Dr. Wynn had said madness was inherited. Carmen feared that maybe she'd one day sound as crazy as her father was now. Was that why her brother was a raging lunatic?

"Are you talking about Michael Myers?"

"Don't say his name." Her father hissed, and then he whipped a paranoid glance over his shoulder. "You'll call him here. Adam is innocent, he's always been innocent. He's just impressionable."

"Adam has killed multiple people," Carmen reminded gravely, assuming her father would know because of how in denial he sounded.

"Adam's not a killer," her father insisted. "He only feels pressured to be. But he wasn't chosen for it."

Inside of Carmen, violently was a snap, a busted rubber band ricocheting against the walls of her heart, disturbing with all the force of a tsunami, rippling against the bay that was her calm.

"No one is telling him to kill anyone!" Carmen shouted.

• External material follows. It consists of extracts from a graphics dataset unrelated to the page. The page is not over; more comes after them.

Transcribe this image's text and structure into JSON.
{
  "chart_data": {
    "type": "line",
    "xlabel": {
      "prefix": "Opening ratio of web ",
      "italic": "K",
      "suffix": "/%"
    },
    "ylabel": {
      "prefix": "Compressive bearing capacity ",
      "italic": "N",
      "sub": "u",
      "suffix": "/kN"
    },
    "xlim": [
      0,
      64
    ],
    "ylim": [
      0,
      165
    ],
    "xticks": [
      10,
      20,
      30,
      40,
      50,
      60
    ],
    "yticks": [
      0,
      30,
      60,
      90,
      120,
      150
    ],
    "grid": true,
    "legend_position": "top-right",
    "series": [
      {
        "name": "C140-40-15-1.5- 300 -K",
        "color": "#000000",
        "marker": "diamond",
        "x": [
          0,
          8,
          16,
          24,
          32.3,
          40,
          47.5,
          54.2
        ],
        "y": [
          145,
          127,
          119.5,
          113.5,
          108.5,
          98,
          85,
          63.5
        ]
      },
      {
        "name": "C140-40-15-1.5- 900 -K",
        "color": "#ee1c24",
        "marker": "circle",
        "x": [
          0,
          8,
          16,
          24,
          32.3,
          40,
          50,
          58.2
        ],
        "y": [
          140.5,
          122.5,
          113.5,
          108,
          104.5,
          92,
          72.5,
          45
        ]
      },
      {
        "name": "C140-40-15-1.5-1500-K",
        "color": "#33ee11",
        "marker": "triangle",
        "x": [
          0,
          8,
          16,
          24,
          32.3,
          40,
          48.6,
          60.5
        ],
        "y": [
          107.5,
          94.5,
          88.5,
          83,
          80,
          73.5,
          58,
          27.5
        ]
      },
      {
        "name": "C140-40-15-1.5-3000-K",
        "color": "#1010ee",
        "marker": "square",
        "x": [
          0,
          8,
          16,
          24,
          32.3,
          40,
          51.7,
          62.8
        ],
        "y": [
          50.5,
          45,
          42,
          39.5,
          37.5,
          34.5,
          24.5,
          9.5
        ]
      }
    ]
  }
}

"But they are," her father said cautiously, "Can't you see? Can't you see the insanity that runs in all of them, in him? It's a disease of the mind. It's bedlam. This entire town is filled with taint. They want a mad man, now they have a mad man!"

Daddy…

Anger conceded to pity and pity made Carmen ache with tears.

This wasn't how she wanted to be reminded of her father. But, if all old dogs must be put down, then let it be him, in the most humane way possible, before he too becomes insane like the town he accused of being.

"Michael Myers is just a projection of several generations of a silly stupid wives' tale, you must know this!" Her father howled, hands anchoring on the drapes of the hospital bed divider and yanking it down with barbaric clumsiness. "They're all crazy!" As the curtain fell, so too did her father's bandages unraveled around the welt of his injury and revealed his greenish, yellow skin, like a bruised potato left out in the blazing heat of July. "All of them, Carmen! Run while you still can! Runaway before it takes you too!"

A nurse and the officer posted at her door came into the room, drawn in by the commotion, just in time for her father to bustle past them and sprint down the hall in a panicked frenzy. Several orderlies restrained him and Carmen hated hearing her father curse and spit and rage like the mad man he had become.